Eighteen months after his wife, Julia, died from breast cancer, Craig Sullivan went on a mission -- to find another great love.
He considered dating sites and matchmaking services, but somehow, to the 49-year-old, that method of finding a partner seemed cliché.
With a little inspiration from The Police song "Message in a Bottle," the man from North Lanarkshire, Scotland, came up with the perfect plan.
"That started me thinking. If I could find some good places to throw some bottles, they might wash up on your shore," Sullivan wrote in a blog post. "You might open one and read a message."
On July 20, Sullivan went on a week-long journey around the United Kingdom, determined to spread his love letters far and wide.
"I don't have expectations that this will lead somewhere or that it has to have a romantic conclusion," Sullivan added. "It's the journey and the unknown future that's the most exciting part."
Unfortunately, not everyone was as thrilled by the idea as Sullivan.
Several of those who received the love letters accused Sullivan of littering and polluting the environment.
"Hi Craig, I love how romantic your idea is but please reconsider putting all of these into the sea, lots of us spend hours picking up beach," one woman responded in a letter of her own.
"How about joining a big beach clean, you may pick up a hobby & meet someone there too? We deserve love & clean beaches," another replied.
Sullivan was reported to the Scottish Environment Protection Agency (Sepa) after releasing about 200 of the bottles into the River Cree in Dumfries and Galloway, Scotland, according to BBC News. Sepa said the bottles were removed from the river by locals.
Sullivan told BBC News he stopped releasing the bottles after he received a notice from Sepa, along with several angry responses from people around the U.K.

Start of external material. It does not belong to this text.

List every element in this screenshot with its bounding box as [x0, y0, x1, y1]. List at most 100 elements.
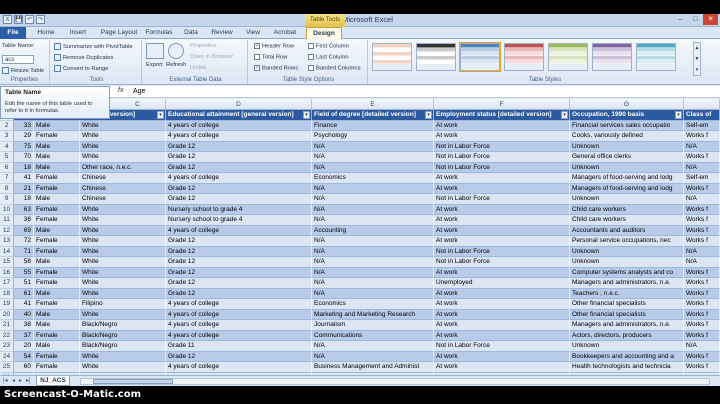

"The abuse was not very good. In several instances it got out of hand. It was never my intent to harm the environment. It was more accident, naivety as well as stupidity in the execution," Sullivan told BBC News, explaining that most of the bottles washed up on a beach in Wales or got caught in a net at the River Cree.
But Sullivan doesn't regret his decision.
It has been more than a week since he dumped the bottles and the 49-year-old says he's already received 50 responses from women who have shown an interest in getting to know him.
"I am genuinely sorry for upsetting people, but I do not regret what I did," Sullivan said.